Early production of blueberries in Chile
Production and exports of blueberries from Chile have increased, according to the latest report of the Chilean Blueberries Committee. Although the volumes are still quite small because the season has just begun, exports have doubled compared to those of the previous season. According to Andrés Armstrong of the Chilean Blueberries Committee, this year’s season has started earlier than last year thanks to weather conditions, new varieties and protected cultivation, which is a growing trend in Chile.
“Our exports have doubled up to week 40 compared to the week we had last week. We produce a weekly report on the state of the harvest and shipments, and we communicate it to the market,” Armstrong explains. Many Chilean producers have adopted production systems with tunnel greenhouses, which gives them an advantage in terms of protection, quality and the production window.
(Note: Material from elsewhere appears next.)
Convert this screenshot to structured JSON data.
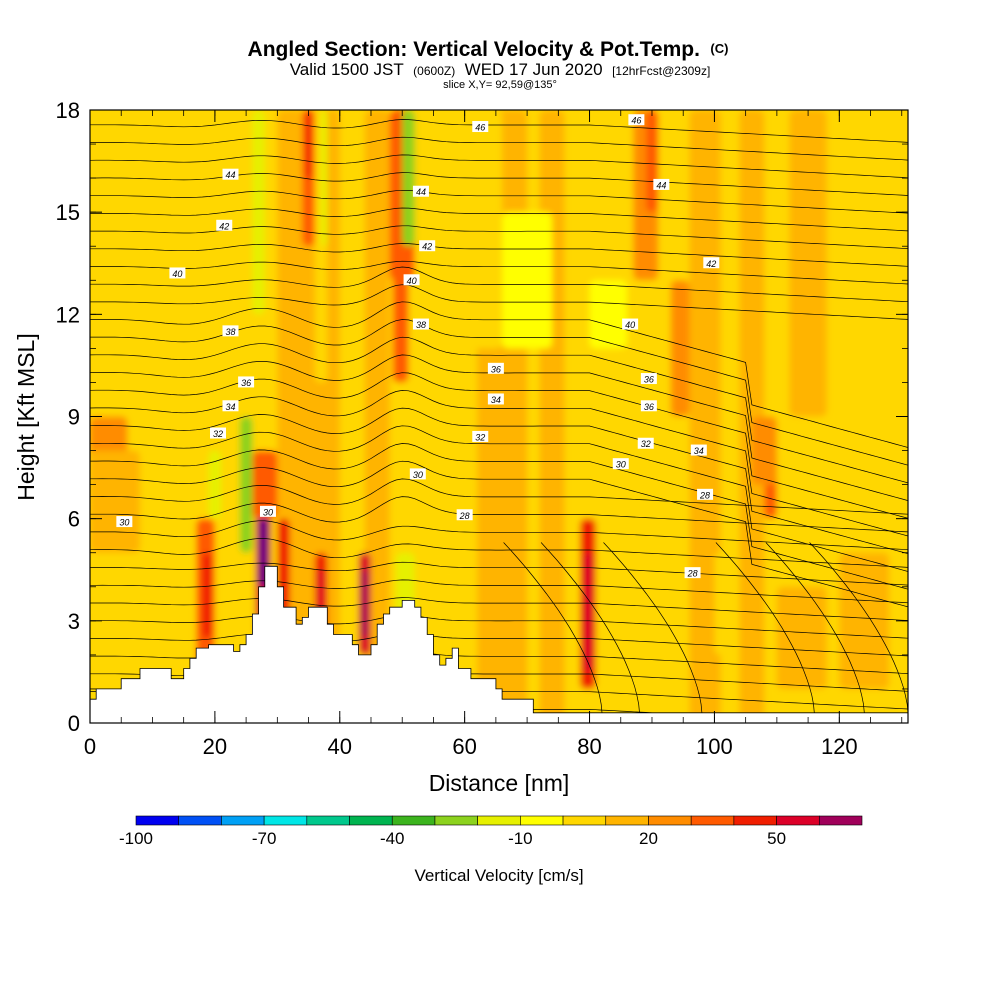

The committee estimates that exports of fresh blueberries from Chile will increase by 3% this year. In addition, the volume of frozen blueberry exports has also increased and now accounts for between 25% and 30% of all production, while last year the figure was 26%.
“Chile is famous for exporting fresh fruits, but our frozen fruits are also being exported more and more, especially to North America and Asia,” Armstrong continues. One of their biggest competitors is Peru, but, according to Armstrong, their volumes still do not hinder them much, as there is a lot of demand for blueberries.
“There is room for growth as more and more people consume our blueberries, and now we are focusing on increasing production. We are in the process of renewing our varieties, now faster than before, and next year’s production is likely to begin. Increase thanks to new and more productive varieties, “Armstrong predicts.
Despite pest threats, Chile has been able to avoid most pests and insects, which has given its fruit industry the advantage of being able to access foreign markets. Armstrong adds that 14% of cranberry plantations are organic, and are marketed both fresh and frozen. The United States has restricted exports of fresh blueberries from some regions because of grape cluster moths, although the Blueberry Committee of Chile and the Government of Chile have invested heavily in marketing and market development for Chilean blueberries.